Date Presented

Spring 4-2011

Document Type

Thesis

Access Type

1

Degree Name

Bachelor of Arts

Department

History

First Advisor

Dr. Kirt von Daacke

Second Advisor

Prof. Barbara Rothermel

Third Advisor

Dr. Lindsay Eades

Abstract

During the early twentieth century, a movement influenced by the tenets of Social Darwinism took root in the United States. Members of the movement used its principles to “improve the American race” through selective breeding. The leaders of the movement adopted the name eugenics and the participants worked at strengthening genetics in two major ways: the sterilization of persons with so-called genetic defects and an effort to eliminate miscegenation. The Commonwealth of Virginia pursued both aspects of eugenics with great fervor. Under the leadership of Dr.

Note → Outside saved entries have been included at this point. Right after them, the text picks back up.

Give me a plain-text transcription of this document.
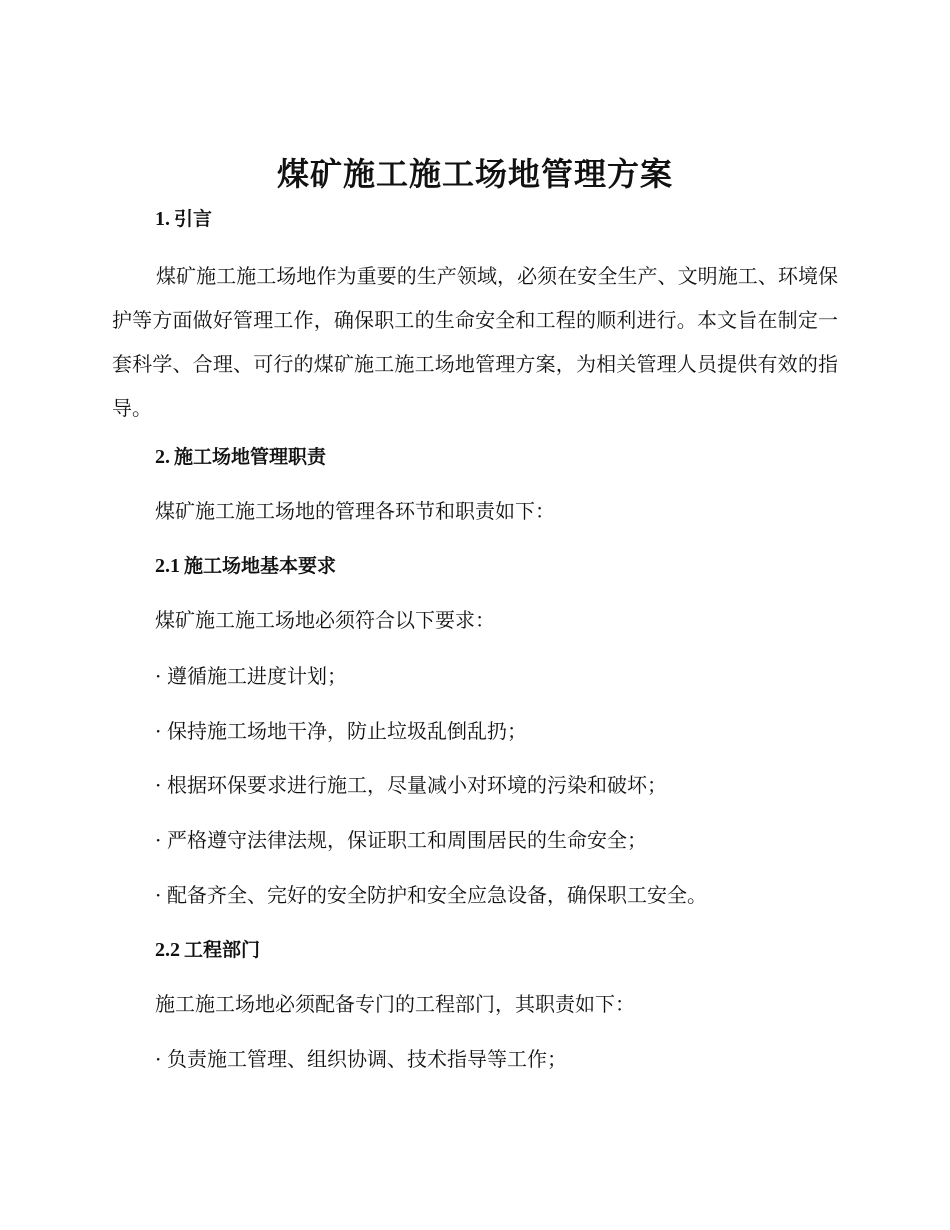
煤矿施工施工场地管理方案
1. 引言

煤矿施工施工场地作为重要的生产领域，必须在安全生产、文明施工、环境保护等方面做好管理工作，确保职工的生命安全和工程的顺利进行。本文旨在制定一套科学、合理、可行的煤矿施工施工场地管理方案，为相关管理人员提供有效的指导。

2. 施工场地管理职责

煤矿施工施工场地的管理各环节和职责如下：

2.1 施工场地基本要求

煤矿施工施工场地必须符合以下要求：

· 遵循施工进度计划；

· 保持施工场地干净，防止垃圾乱倒乱扔；

· 根据环保要求进行施工，尽量减小对环境的污染和破坏；

· 严格遵守法律法规，保证职工和周围居民的生命安全；

· 配备齐全、完好的安全防护和安全应急设备，确保职工安全。

2.2 工程部门

施工施工场地必须配备专门的工程部门，其职责如下：

· 负责施工管理、组织协调、技术指导等工作；
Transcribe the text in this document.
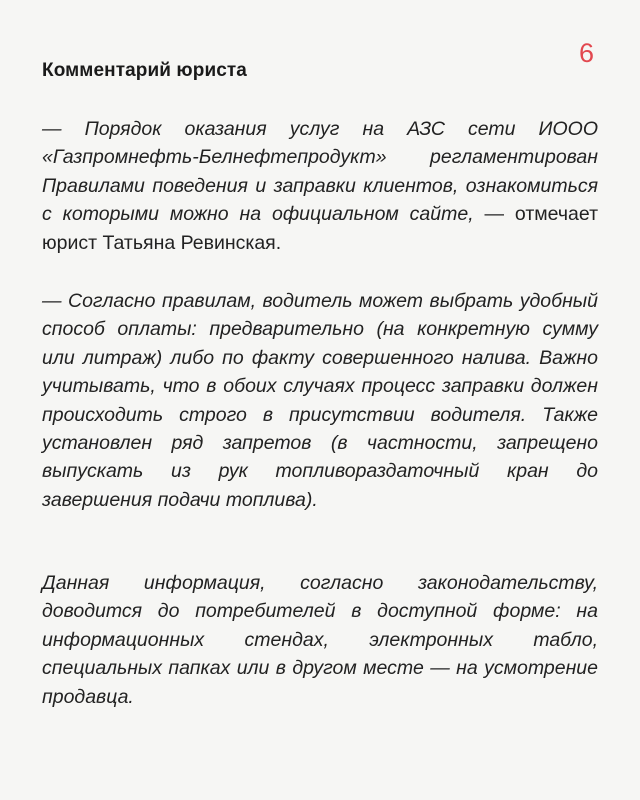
Комментарий юриста
6

— Порядок оказания услуг на АЗС сети ИООО «Газпромнефть-Белнефтепродукт» регламентирован Правилами поведения и заправки клиентов, ознакомиться с которыми можно на официальном сайте, — отмечает юрист Татьяна Ревинская.

— Согласно правилам, водитель может выбрать удобный способ оплаты: предварительно (на конкретную сумму или литраж) либо по факту совершенного налива. Важно учитывать, что в обоих случаях процесс заправки должен происходить строго в присутствии водителя. Также установлен ряд запретов (в частности, запрещено выпускать из рук топливораздаточный кран до завершения подачи топлива).

Данная информация, согласно законодательству, доводится до потребителей в доступной форме: на информационных стендах, электронных табло, специальных папках или в другом месте — на усмотрение продавца.
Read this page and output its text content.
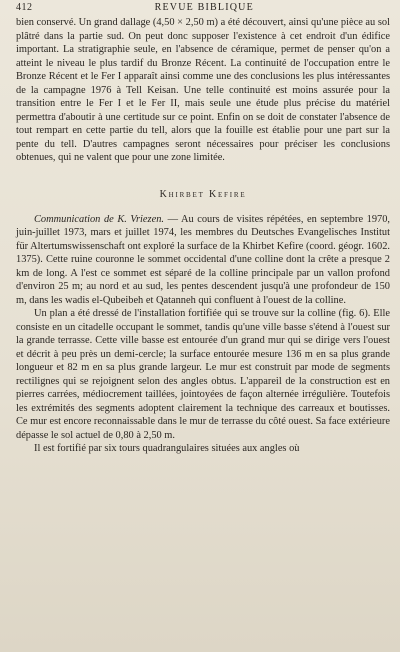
412	REVUE BIBLIQUE

bien conservé. Un grand dallage (4,50 × 2,50 m) a été découvert, ainsi qu'une pièce au sol plâtré dans la partie sud. On peut donc supposer l'existence à cet endroit d'un édifice important. La stratigraphie seule, en l'absence de céramique, permet de penser qu'on a atteint le niveau le plus tardif du Bronze Récent. La continuité de l'occupation entre le Bronze Récent et le Fer I apparaît ainsi comme une des conclusions les plus intéressantes de la campagne 1976 à Tell Keisan. Une telle continuité est moins assurée pour la transition entre le Fer I et le Fer II, mais seule une étude plus précise du matériel permettra d'aboutir à une certitude sur ce point. Enfin on se doit de constater l'absence de tout rempart en cette partie du tell, alors que la fouille est établie pour une part sur la pente du tell. D'autres campagnes seront nécessaires pour préciser les conclusions obtenues, qui ne valent que pour une zone limitée.

Khirbet Kefire

Communication de K. Vriezen. — Au cours de visites répétées, en septembre 1970, juin-juillet 1973, mars et juillet 1974, les membres du Deutsches Evangelisches Institut für Altertumswissenschaft ont exploré la surface de la Khirbet Kefire (coord. géogr. 1602. 1375). Cette ruine couronne le sommet occidental d'une colline dont la crête a presque 2 km de long. A l'est ce sommet est séparé de la colline principale par un vallon profond d'environ 25 m; au nord et au sud, les pentes descendent jusqu'à une profondeur de 150 m, dans les wadis el-Qubeibeh et Qatanneh qui confluent à l'ouest de la colline.

Un plan a été dressé de l'installation fortifiée qui se trouve sur la colline (fig. 6). Elle consiste en un citadelle occupant le sommet, tandis qu'une ville basse s'étend à l'ouest sur la grande terrasse. Cette ville basse est entourée d'un grand mur qui se dirige vers l'ouest et décrit à peu près un demi-cercle; la surface entourée mesure 136 m en sa plus grande longueur et 82 m en sa plus grande largeur. Le mur est construit par mode de segments rectilignes qui se rejoignent selon des angles obtus. L'appareil de la construction est en pierres carrées, médiocrement taillées, jointoyées de façon alternée irrégulière. Toutefois les extrémités des segments adoptent clairement la technique des carreaux et boutisses. Ce mur est encore reconnaissable dans le mur de terrasse du côté ouest. Sa face extérieure dépasse le sol actuel de 0,80 à 2,50 m.

Il est fortifié par six tours quadrangulaires situées aux angles où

Walter Ashby Plecker, Virginia took a radical stance against racial amalgamation through legislation defining race. The process of instituting the laws was fraught with successes and failures, but eventually created the most drastic race legislation of its time which attracted the attention of national eugenicists, like Harry Hamilton Laughlin. The effectiveness of the laws passed in Virginia led to interest in the greater American eugenics community, including efforts in other state legislatures and the national government, but eventually failed to create change in the policies outside of Virginia.